Je ne compte plus le nombre de jours depuis que j’attends leur arrivée. Je commence sérieusement à me demander s’ils sont réellement partis à ma recherche ou s’il ne leur est pas arrivé malheur. Je m’inquiète et tous mes espoirs commencent à fondre lentement mais sûrement tandis que je vois les jours défiler.

Mon humeur s’assombrit toujours plus, tant et si bien que j’en perds l’appétit. Voilà pourquoi, aujourd’hui, je me retrouve devant une superbe assiette fort appétissante mais dont l’odeur absolument délicieuse m’écœure pourtant. Je touille ma fourchette dans la sauce de la viande, le regard maussade, puis jette un regard par le hublot du bombardier. À cette hauteur, je dois bien admettre que je ne vois pas grand-chose. Je soupire et Arthérien me regarde avec compassion.

— Ils vont arriver, j’en suis persuadé.

— Je n’en suis plus si sûre…

— Ne perdez pas espoir, Amaranthe.

Je secoue la tête et repousse mon assiette au moment où un des soldats de la reine Affriola surgit brusquement, hors d’haleine et tous les sens en alerte.

— Ils sont là ! Le prince Elya et sa sœur sont arrivés !

Mon cœur rate un battement et je me relève d’un bond pour suivre l’homme-lézard. Il nous faut environ une demi-heure avant de rejoindre la terre ferme, le temps de s’installer à bord du petit engin volant, démarrer les moteurs et nous guider prudemment vers une zone sécurisée où l’atterrissage est possible, mais mon empressement est tel que je n’arrête pas de grogner et pestiférer durant tout le trajet, jusqu’à en agacer Arthérien.
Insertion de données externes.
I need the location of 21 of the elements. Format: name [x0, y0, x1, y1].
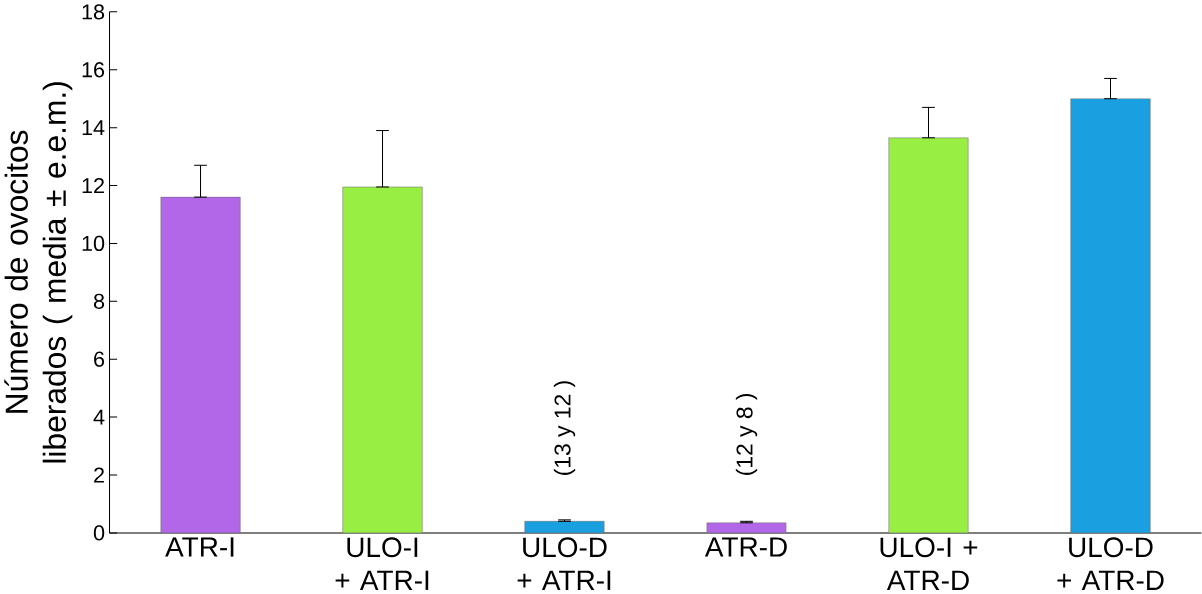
- y-tick-label: 8: [93, 293, 105, 309]
- bar: [342, 186, 423, 533]
- x-tick-label: ULO-D + ATR-I: [517, 537, 611, 590]
- y-tick-label: 14: [82, 120, 105, 136]
- bar: [1070, 98, 1151, 533]
- y-tick-label: 6: [94, 351, 105, 367]
- y-tick-label: 0: [93, 525, 105, 541]
- y-tick-label: 18: [82, 4, 105, 20]
- y-tick-label: 12: [82, 177, 104, 194]
- x-tick-label: ULO-I + ATR-I: [335, 537, 429, 590]
- annotation: (12 y 8 ): [735, 393, 758, 475]
- y-tick-label: 2: [94, 467, 104, 483]
- y-axis-title: Número de ovocitos liberados ( media ± e.e.m.): [4, 82, 73, 463]
- x-tick-label: ULO-D + ATR-D: [1057, 537, 1164, 590]
- y-tick-label: 16: [82, 62, 105, 78]
- x-tick-label: ATR-I: [165, 537, 234, 557]
- x-tick-label: ATR-D: [704, 537, 787, 557]
- y-tick-label: 10: [82, 235, 105, 252]
- x-tick-label: ULO-I + ATR-D: [880, 537, 978, 590]
- annotation: (13 y 12 ): [553, 381, 576, 475]
- y-tick-label: 4: [93, 409, 105, 425]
Finalement, lorsque nous atterrissons je n’attends pas les consignes de sécurité, je sors en trombe et cours à travers toutes les rues de la ville pour me diriger vers l’entrée, sous les cris d’Arthérien qui me demande de l’attendre. Je fais fi de ses supplications et cours aussi vite que mes jambes me le permettent, jusqu’à en perdre haleine. Je commence à sentir une affreuse douleur sur le côté, mais je l’ignore comme tout le reste, comme tous ces passants qui s’écartent de mon passage en protestant, mécontents. Je vois la porte se profiler à l’horizon et les battements de mon cœur s’accélèrent en même temps que mon rythme de course. Finalement, j’aperçois trois chevaux se dessiner au bout de la ligne droite, avec leur cavalier dessus. Elya a tout juste le temps de descendre du sien que je me jette dans ses bras pour le serrer avec force. Il resserre ses bras autour de mon corps et enfouit sa tête au creux de mon cou. Si je n’étais pas autant essoufflée, je pense que quelques larmes auraient coulé.

Je n’ose pas y croire, j’ai l’impression d’avoir été plongée dans un agréable rêve. Je n’y croyais plus, j’avais perdu tout espoir de les revoir un jour.

— Tu pourrais peut-être me dire bonjour !

La voix de Toriel me ramène à la réalité, mais je suis incapable de parler, il faut que je reprenne mon souffle. Je me détache d’Elya, lui vole un baiser, et serre Toriel dans mes bras, puis Mélisandre et enfin Shou.

— Que s’est-il passé ? demande Elya. La reine Affriola s’est emparée de la ville ?

— Oui. Oui, elle…

Je souris et aspire une grande bouffée d’air frais, les joues en feu.

— Il s’est passé pas mal de choses, je poursuis tant bien que mal. Elle a… Elle a construit ce bombardier ainsi que des armes capables de neutraliser celles du roi Goldorus. Je sais à quoi est due sa victoire et le roi Brandélénium est toujours en vie.

Je parle à toute vitesse pour ne pas perdre le fil de mes pensées, mais Elya me fait signe de ralentir tandis que Arthérien nous rejoint.

— Vous êtes inconsciente Amaranthe ! L’atterrissage de cet engin peut provoquer des nausées et des étourdissements !

— J’ai toujours été inconsciente, je lui dis avant de me rendre compte de ma phrase, ce qui ne manque pas de faire sourire Elya.

— Je ne peux que confirmer, dit-il. Et sinon ?

— Sire Goldorus a construit des armes à feu grâce à sa réserve personnelle de runes. Ce sont des armes redoutables, les épées et les sabres, ainsi que les arcs, ne peuvent pas grand-chose contre une arme d’une telle puissance et d’une telle férocité. La reine Affriola possédait sa propre réserve de runes et a trouvé une petite source de magie. Elle a donc utilisé les runes pour construire ce bombardier afin de s’emparer de la ville et des armes capables de neutraliser celles du roi Goldorus.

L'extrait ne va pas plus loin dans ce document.